The job itself involves developing the ways in which internet streams of different broadcasters are encoded and delivered to our devices, he explained.
“For example, streaming standards for TVs can be interpreted differently by different manufacturers, meaning you can build something that works on a Samsung TV but not a Sony, so you’ve got to work out what’s making that happen and what you can change to make it work on both. I like the challenge of solving that problem.
“It’s nice being able to work with a big customer and get streaming up and running for them and to have a say in how things are built and the technology they should use. It’s nice to have that freedom and responsibility so early on – I’ve only been at Arqiva for six months.”
He might still be new to the company, but James’s career in broadcasting really stretches back several years thanks to the various work experience opportunities he undertook while still at uni and that helped give him the practical skills he needed to convince Arqiva to take him on.
With the help of the placement team at Southampton Solent University, he was able to spend time with telecoms firm Ericsson and even working on the X-Factor.
He also took advantage of opportunities within his university, managing a £6,000 refit of his student radio station and joining a team helping record footage at Glastonbury Festival.
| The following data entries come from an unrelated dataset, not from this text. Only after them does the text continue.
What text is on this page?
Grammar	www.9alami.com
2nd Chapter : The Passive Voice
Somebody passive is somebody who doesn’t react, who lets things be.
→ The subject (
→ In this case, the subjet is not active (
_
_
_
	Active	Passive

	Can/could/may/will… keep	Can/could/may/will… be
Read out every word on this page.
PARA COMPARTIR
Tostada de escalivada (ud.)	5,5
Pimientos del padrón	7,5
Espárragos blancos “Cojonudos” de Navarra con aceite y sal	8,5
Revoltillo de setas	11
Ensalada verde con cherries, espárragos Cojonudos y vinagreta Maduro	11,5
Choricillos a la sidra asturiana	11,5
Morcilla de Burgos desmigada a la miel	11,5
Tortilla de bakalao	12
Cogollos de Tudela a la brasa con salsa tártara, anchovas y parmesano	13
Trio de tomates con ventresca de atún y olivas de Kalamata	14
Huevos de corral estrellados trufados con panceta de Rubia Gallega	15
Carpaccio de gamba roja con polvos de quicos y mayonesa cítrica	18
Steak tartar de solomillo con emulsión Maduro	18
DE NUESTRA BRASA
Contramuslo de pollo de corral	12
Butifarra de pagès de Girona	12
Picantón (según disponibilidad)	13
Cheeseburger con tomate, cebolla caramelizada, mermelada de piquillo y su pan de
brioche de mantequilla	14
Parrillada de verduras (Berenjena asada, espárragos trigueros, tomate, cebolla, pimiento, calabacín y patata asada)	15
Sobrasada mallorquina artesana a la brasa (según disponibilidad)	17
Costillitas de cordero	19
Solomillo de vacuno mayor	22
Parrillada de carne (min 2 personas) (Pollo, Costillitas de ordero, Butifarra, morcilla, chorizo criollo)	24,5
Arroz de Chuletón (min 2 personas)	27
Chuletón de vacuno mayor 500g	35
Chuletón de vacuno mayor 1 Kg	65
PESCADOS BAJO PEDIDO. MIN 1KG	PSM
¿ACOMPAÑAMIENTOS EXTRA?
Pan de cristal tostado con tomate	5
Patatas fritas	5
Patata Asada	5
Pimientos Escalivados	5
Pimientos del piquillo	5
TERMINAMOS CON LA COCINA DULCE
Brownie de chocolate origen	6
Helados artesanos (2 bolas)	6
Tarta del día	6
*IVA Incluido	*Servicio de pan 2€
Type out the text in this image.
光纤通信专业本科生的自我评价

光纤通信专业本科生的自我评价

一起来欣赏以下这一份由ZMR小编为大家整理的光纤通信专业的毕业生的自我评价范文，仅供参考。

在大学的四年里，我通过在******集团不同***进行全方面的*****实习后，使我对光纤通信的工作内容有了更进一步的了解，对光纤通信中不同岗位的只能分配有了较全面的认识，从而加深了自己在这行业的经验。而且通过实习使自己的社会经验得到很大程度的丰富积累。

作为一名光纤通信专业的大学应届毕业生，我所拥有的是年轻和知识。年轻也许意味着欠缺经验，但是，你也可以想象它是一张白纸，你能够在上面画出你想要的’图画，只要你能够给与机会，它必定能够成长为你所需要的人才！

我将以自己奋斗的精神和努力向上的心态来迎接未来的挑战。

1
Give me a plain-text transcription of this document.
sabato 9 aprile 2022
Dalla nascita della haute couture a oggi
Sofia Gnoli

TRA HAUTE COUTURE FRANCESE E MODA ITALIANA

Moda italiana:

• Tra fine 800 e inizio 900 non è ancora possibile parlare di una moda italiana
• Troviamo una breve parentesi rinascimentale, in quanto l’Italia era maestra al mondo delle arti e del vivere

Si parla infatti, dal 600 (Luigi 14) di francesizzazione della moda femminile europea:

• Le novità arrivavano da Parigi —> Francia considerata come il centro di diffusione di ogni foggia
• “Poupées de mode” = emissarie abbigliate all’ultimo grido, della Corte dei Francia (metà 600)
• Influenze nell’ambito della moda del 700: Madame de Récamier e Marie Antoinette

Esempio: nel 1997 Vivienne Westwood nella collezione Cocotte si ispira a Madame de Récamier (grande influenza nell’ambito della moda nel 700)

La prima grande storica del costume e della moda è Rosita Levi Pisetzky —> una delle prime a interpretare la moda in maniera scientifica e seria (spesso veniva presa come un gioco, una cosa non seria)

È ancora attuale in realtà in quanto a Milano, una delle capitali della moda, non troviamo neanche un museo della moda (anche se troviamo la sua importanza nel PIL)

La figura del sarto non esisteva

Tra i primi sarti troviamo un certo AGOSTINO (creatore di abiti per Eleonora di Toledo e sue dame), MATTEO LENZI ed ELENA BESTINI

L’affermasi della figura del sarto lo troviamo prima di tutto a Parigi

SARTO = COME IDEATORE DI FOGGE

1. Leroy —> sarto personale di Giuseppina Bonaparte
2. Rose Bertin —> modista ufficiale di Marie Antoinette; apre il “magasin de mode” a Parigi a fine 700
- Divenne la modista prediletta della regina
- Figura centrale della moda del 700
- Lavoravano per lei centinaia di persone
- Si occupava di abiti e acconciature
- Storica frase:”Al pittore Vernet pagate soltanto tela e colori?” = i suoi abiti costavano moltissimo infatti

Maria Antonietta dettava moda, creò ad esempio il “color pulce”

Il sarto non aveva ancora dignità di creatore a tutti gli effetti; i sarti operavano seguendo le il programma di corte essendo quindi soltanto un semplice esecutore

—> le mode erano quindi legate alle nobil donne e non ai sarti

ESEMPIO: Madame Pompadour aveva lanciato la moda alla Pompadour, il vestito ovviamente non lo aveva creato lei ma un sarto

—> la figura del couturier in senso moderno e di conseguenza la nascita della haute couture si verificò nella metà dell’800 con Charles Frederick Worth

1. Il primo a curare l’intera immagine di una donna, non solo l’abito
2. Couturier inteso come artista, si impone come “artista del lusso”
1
Two years later he was back managing a crew of 20 people recording footage of artists including Fat Boy Slim and Rudimental.
James’s experience setting up web streams for festivals and his student radio station played a big part in turning him onto the job at Arqiva. “We got taught the basics at uni but by getting hands-on experience you realise what you don’t know.
“My advice is to just go for it and try to do anything that comes your way,” he said. “I never said no to anything, and it can open your eyes to things you’d not thought about before. Try different things and eventually something will click.”